مرکز منطقه ای اطلاع رساني علوم و فناوري - Pruning Nearest Neighbor Competence Preservation Learners

Abstract :

The nearest neighbor classification rule is a memory-based technique, in that its standard learning phase consists in storing the entire set of examples, or training set. During classification, the nearest neighbors of the incoming test object are retrieved in the store and their labels are combined to determine the answer. In order to alleviate both the spatial and temporal cost of this strategy, competence preservation techniques aim at substituting the training set with a selected subset, also known as consistent subset, having the property of correctly classifying all the discarded training set examples. Thus the consistent subset becomes a model of the original training set. Motivated by approaches used in the context of other classification algorithms (such as decision trees) in order to improve generalization and to prevent induction of overly complex models, in this study we investigate the application of the Pessimistic Error Estimate (PEE) principle in the context of the nearest neighbor rule.
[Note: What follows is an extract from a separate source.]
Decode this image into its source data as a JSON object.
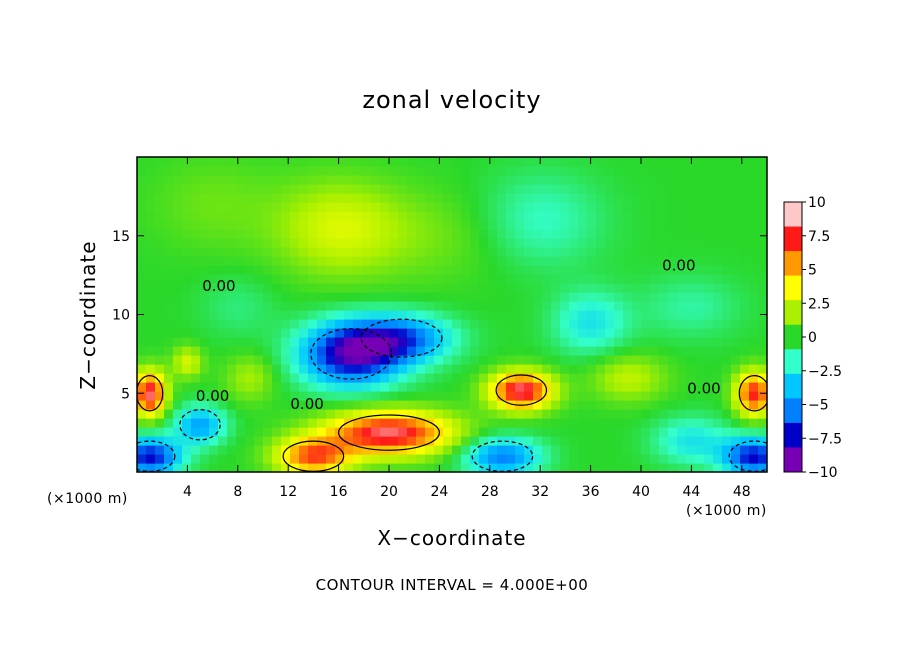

Specifically, we relax the notion of consistency of a subset and estimate subset generalization as a trade-off between its training set accuracy and its complexity. As major results, we show that a PEE-like selection strategy guarantees to preserve the accuracy of the consistent subset with a far larger reduction factor and, moreover, that sensible generalization improvements can be obtained by using a reduced subset of intermediate size.